Page 61 of Escape Girl

I sighed angrily and threw up my hands. “Fine. No, I’m not. I’m not OK. I haven’t been OK in years.”

Jo’s eyes lit slightly, as though I’d given her an opening. “Let’s talk about that.”

Fuck no. I stared her down, but she didn’t blink. Tess pulled a chair to the edge of the bed, giving Jo both emotional and physical backup.

Ugh. I let my head thump back against the wall. They obviously weren’t going anywhere. I’d answer her stupid questions and then they’d leave and I could do…I could do…I could do…do what, exactly?

“When the girls were pestering you in the office about why you left Bobby, you said that you left because you were miserable. You were telling the truth,” Jo said. “I know you were—but can you try explaining it to me a little more?”

I blew out a shaking breath. “Yeah. But I’ll sound crazy.”

“Dude, all the best people are crazy,” Tess said, and I almost smiled at the wry support.

Jo just sat there and waited, so I tried hard to verbalize what happened to me last winter. “After we got married, Bobby and I moved in together in San Francisco. The fall had been such a miracle, such a whirlwind. We fell in love, we got engaged. I felt alive, different than I had in years. Almost like I was waking up from a bad dream or something.”

I licked my lips and swallowed more beer. “But not long after the wedding, I just started to lose it. I was angry all the time. At everyone. I was insanely irritable.” I snorted. “I’ve never been exactly sunny or perky, but I suddenly was in constant full-bitch mode for no reason.”

Shame flooded my face. “Then came the paranoia, which I had no idea what to do with. I didn’t want Bobby out of my sight, but if he was in sight, I was so mean.

“There were days I just cried,” I admitted, whispering. “I didn’t know why I would have these waves of depression or any of the other shit. But I knew it had something to do with Bobby. I’d never experienced any of these things before we got married. Now, suddenly, I was really mentally ill. It was absolutely terrifying.”

I raised my stricken face to Jo. “I know it was nothing he did. Of course I know that. But I also know that it started with him. It makes no sense. But I was losing my mind. I was treating him terribly too. I had to leave.”

They sat quietly for a moment, Jo nodding. Any moment now, they’d probably exchange uneasy glances, find a reason toleave. “A bit more crazy than you bargained for, huh?” I tried to joke.

Tess snorted. “Don’t come at me with that weak shit, lady. You’re amateur-crazy, at best.” I blinked in surprise.
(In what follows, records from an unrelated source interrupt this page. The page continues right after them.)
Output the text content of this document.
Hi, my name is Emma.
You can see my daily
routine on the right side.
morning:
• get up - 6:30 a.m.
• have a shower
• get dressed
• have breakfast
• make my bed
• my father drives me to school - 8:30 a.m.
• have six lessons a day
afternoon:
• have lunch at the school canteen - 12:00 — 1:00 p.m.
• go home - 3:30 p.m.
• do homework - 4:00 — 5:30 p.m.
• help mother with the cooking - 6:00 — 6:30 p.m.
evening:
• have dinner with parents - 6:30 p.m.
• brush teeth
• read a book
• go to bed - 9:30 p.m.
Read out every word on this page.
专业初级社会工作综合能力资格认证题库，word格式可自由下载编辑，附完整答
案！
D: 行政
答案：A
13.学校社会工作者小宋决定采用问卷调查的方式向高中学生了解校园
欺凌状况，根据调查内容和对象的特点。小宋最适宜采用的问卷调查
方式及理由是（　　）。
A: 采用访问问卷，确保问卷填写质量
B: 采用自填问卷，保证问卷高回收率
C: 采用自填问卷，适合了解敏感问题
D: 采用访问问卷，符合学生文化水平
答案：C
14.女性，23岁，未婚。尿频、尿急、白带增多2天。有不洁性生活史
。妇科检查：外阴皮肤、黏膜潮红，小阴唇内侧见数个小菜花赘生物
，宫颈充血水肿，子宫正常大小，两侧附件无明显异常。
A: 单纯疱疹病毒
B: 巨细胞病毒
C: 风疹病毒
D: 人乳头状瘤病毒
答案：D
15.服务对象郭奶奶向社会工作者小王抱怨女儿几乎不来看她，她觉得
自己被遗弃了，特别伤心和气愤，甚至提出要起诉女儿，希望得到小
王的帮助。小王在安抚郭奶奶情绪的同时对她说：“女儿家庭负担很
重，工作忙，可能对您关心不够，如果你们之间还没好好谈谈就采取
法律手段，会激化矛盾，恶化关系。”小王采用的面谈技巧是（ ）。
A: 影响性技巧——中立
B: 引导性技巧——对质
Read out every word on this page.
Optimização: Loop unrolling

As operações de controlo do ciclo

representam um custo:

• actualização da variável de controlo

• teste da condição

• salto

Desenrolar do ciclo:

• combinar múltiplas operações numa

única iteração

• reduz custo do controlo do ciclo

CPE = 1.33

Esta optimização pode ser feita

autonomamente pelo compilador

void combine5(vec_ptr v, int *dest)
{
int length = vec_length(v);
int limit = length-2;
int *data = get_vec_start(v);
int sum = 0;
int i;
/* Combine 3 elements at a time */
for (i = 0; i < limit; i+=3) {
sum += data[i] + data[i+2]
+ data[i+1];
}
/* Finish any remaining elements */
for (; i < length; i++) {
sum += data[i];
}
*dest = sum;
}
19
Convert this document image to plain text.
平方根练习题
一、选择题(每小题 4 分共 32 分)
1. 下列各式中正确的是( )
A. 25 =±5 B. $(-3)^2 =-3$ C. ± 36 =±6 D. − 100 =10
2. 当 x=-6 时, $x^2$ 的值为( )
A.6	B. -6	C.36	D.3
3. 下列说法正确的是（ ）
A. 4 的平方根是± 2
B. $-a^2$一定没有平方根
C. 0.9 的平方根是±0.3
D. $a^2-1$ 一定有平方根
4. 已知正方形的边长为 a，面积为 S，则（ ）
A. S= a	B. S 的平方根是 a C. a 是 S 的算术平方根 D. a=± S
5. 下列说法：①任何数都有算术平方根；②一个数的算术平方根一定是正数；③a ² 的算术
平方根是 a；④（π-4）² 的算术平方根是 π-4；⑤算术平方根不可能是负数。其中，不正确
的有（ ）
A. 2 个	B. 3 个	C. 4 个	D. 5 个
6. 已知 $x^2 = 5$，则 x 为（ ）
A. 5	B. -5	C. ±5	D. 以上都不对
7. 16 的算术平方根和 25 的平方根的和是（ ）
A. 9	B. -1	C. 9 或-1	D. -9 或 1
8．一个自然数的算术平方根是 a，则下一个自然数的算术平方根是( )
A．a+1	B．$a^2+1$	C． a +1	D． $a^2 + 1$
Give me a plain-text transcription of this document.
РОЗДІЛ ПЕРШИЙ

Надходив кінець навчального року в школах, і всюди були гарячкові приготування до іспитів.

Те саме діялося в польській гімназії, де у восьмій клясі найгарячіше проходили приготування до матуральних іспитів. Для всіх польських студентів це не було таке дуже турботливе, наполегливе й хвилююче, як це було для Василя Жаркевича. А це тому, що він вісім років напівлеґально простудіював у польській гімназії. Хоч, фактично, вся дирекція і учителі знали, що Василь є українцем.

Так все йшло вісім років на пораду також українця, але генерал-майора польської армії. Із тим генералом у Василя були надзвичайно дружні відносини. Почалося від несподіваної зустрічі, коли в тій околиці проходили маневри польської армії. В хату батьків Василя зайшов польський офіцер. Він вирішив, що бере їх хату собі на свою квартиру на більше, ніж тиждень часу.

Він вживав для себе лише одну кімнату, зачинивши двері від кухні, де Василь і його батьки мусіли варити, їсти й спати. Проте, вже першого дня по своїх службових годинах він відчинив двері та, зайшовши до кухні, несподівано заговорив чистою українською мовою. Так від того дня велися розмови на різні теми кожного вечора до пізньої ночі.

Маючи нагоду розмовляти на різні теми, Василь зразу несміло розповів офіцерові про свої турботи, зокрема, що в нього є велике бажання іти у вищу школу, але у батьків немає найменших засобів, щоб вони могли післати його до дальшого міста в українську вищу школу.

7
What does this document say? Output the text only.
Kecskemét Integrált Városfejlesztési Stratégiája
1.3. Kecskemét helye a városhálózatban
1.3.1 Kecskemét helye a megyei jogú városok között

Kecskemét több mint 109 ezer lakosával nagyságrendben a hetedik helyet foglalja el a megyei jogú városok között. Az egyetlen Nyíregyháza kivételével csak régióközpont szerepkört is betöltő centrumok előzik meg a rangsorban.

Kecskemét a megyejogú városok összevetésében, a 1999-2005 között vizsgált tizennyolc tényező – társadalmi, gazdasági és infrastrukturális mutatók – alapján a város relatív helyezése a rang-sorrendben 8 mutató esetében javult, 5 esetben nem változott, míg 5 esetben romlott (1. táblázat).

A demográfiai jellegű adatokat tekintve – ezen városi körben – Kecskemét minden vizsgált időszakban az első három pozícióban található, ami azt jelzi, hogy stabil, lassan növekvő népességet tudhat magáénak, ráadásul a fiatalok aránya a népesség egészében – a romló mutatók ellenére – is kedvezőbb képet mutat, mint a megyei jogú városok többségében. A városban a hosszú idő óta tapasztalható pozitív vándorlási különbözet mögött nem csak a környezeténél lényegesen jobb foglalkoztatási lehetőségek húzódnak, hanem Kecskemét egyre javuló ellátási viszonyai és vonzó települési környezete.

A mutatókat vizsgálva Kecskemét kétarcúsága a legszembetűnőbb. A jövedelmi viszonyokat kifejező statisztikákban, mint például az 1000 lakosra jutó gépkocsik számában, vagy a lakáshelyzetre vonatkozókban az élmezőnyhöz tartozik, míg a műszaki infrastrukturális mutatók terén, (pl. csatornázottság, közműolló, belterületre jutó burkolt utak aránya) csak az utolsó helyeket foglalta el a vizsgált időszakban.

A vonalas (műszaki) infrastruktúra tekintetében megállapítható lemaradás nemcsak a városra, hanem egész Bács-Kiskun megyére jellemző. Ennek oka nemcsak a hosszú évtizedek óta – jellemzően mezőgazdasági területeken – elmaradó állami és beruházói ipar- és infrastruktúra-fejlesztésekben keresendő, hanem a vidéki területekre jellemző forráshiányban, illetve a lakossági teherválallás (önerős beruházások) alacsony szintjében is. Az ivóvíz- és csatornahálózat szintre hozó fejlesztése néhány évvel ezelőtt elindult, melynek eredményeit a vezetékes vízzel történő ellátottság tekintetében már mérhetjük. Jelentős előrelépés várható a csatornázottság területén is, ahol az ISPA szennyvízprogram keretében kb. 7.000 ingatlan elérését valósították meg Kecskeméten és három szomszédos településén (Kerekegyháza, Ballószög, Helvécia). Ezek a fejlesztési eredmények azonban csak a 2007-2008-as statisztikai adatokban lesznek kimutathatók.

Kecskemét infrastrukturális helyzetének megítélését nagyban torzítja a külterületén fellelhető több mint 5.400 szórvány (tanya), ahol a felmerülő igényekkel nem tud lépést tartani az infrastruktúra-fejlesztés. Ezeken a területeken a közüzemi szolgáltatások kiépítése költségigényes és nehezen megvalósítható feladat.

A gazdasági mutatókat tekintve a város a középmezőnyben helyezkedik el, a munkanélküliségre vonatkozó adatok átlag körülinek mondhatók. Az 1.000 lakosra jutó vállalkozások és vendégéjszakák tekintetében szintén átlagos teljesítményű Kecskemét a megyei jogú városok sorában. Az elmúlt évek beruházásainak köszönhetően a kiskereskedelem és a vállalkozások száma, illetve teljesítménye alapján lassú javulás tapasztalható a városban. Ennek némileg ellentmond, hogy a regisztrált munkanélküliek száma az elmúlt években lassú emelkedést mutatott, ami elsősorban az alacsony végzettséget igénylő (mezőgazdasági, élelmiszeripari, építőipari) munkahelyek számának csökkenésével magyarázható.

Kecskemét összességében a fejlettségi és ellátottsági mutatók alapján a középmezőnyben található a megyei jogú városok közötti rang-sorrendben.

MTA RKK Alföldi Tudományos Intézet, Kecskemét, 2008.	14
Jo cleared her throat and spoke more quickly than before. “Emily, tell me about your life after your dad disappeared to Chicago.”

I shook my head, a little whiplashed by the sudden and complete change of topics. “Uh, I went back to my last semester of law school and graduated. Got a super-intense job in Seattle.” What did that have to do with anything?

“After your father came back into your life, how often did the two of you discuss your mother?”

Why was she speaking so fast? I felt like I needed to answer quickly too, to match the rhythm. “Not once.”

Another rapid-fire question. “Between graduating law school and when you moved back to San Francisco from Seattle, how often did you take vacations or have time off?”

“Almost never,” I shot back immediately. This super-quick Q&A was sort of fun. I was just answering without even thinking.

Jo’s lips were practically a blur. “Who was your absolute favorite person in the world growing up?”

Duh. “My mom.”

“Who is your favorite person in the world now?”

“Bobby.” His name shot of my mouth like a bullet because it was such an easy answer, but hearing it hang in the air made it feel like that same bullet took a U-turn into my heart.

“When did you leave Bobby?” This question was still asked quickly, but not as rapid-fire as the previous ones.

“March 31. Late at night.” I could still picture the inside of our walk-in closet, where I was blindly throwing clothes into a rolling bag, swallowing back shrieks of fury. Bobby had beendownstairs making me a cup of tea, baffled as to why I was so angry after our dinner out with my father.

“What did you do that evening?”

“We went to a restaurant with my dad.” Some of the anger was back with me now, much to my astonishment.

“Did something happen during the meal?” Her voice was so calm, so even, so rational. I kinda wanted to punch her.

“Nope. Bobby and Dad got along great. They both laughed a lot.” After his initial resistance to our engagement, it hadn’t taken my father long to warm up to Bobby. He appreciated how well informed Bobby always was on the news and how well read he was in general. It helped that Bobby quickly learned what made my father laugh, and that he was such a good listener. “For the first time, my dad even invited Bobby to go golfing with him.”